Sur un forum de bricolage, en août 2022, une propriétaire d’une maison de 1880 raconte que les tomettes de son salon bougent, que certaines s’enfoncent sans se déplacer, et elle demande avec quoi les recoller. Le « sans se déplacer » est l’indice qui change tout : si le carreau descend, ce n’est plus un problème de colle, c’est le dessous qui lâche. Et là, aucune colle au monde ne sauvera la pose.
Le test à faire avant tout recollage
Avant d’acheter le moindre sac, il faut savoir sur quoi on colle. Un intervenant du forum Twiza, INTERFACE, conseille en juillet 2022 de lever quelques tomettes pour vérifier si la chape de pose est solide ou friable. On ne peut rien coller sur du sable.
Soulevez une tomette déjà descellée, puis grattez le support sous le doigt. Trois cas se présentent. Le support peut résister et sonner plein : la chape est saine, on peut réparer. Il peut s’effriter en poussière entre les doigts, et là rien ne tiendra jamais dessus. Enfin, la tomette peut se soulever toute seule au levier, signe que le joint a lâché sur toute sa longueur.

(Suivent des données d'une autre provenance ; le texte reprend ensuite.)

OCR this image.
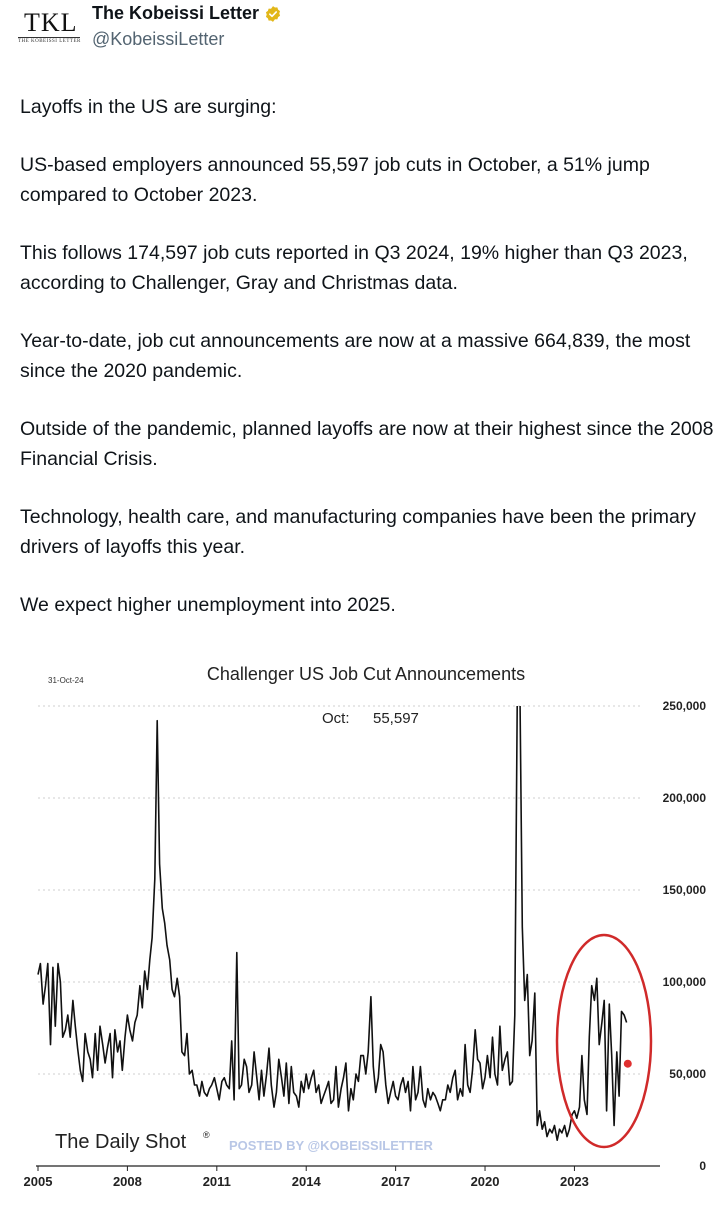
TKL
THE KOBEISSI LETTER
The Kobeissi Letter
@KobeissiLetter

Layoffs in the US are surging:

US-based employers announced 55,597 job cuts in October, a 51% jump compared to October 2023.

This follows 174,597 job cuts reported in Q3 2024, 19% higher than Q3 2023, according to Challenger, Gray and Christmas data.

Year-to-date, job cut announcements are now at a massive 664,839, the most since the 2020 pandemic.

Outside of the pandemic, planned layoffs are now at their highest since the 2008 Financial Crisis.

Technology, health care, and manufacturing companies have been the primary drivers of layoffs this year.

We expect higher unemployment into 2025.

0
50,000
100,000
150,000
200,000
250,000
2005	2008	2011	2014	2017	2020	2023
31-Oct-24	Challenger US Job Cut Announcements
Oct: 55,597
The Daily Shot ®
POSTED BY @KOBEISSILETTER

- Le support résiste et sonne plein : la chape est saine, on peut réparer.
- Il s’effrite en poussière entre les doigts, et là rien ne tiendra jamais dessus.
- La zone semble humide ou froide au toucher, même en été.
- La tomette se soulève toute seule au levier, signe que le joint a lâché sur toute sa longueur.
Le cas de la chape friable ou gorgée d’eau est celui qui piège le plus de monde. Si le sable part en poudre, ou si une humidité constante remonte de la dalle, recoller par-dessus ne fait que retarder l’échéance de quelques mois. Il faut d’abord traiter l’origine de l’eau, ou reprendre la chape sur la zone concernée, avant de penser à la finition.
Le diagnostic vaut aussi pour comprendre ce qui s’est mal passé ailleurs. Un membre du forum Twiza, xavier, rapporte avoir posé presque 80 m² de tomettes au rez-de-chaussée d’une ancienne ferme, avec des joints fissurés et certaines pièces qui ont du jeu. Sa pose reposait pourtant sur une chape chaux/sable de 5 cm, elle-même posée sur une isolation chaux/chanvre de 10 cm. Les joints avaient été faits au mortier chaux NHL2 et sable fin.

L’hypothèse du séchage trop rapide
Sur ce même fil, INTERFACE avance en juillet 2022 une piste intéressante : l’isolation chaux/chanvre aurait absorbé l’eau de gâchage de la chape de pose, provoquant un séchage trop rapide avant la prise. C’est une remarque qu’on lit rarement dans les guides, et elle explique beaucoup de désordres sur les rénovations récentes de sols anciens. Une chaux qui sèche avant d’avoir fait sa prise ne durcit plus correctement. Elle reste poudreuse, ou se fissure. Sur ce point, voir aussi notre article sur enduit fissure plafond humide.
Surveiller le séchage et le trempage des carreaux
Le phénomène se produit surtout quand on empile les couches sans laisser respirer entre elles. Chanvre très absorbant en dessous, chape fine au-dessus, et l’eau part dans la mauvaise direction. Ce n’est pas une fatalité. Il faut simplement surveiller l’humidité ambiante pendant les premiers jours et ne pas accélérer le séchage avec un courant d’air.
Il existe un autre réflexe que beaucoup ignorent. Un intervenant du forum Twiza, pijim, indique en juillet 2022 que, de mémoire, la pose de tomettes en terre cuite nécessite préalablement que les tomettes soient immergées dans l’eau 24 heures avant. L’idée paraît contre-intuitive : on mouille un matériau qu’on veut voir sec. Sauf qu’une terre cuite saturée d’eau n’aspire plus l’eau du mortier. Elle laisse la chaux durcir tranquillement au lieu de la déshydrater au contact.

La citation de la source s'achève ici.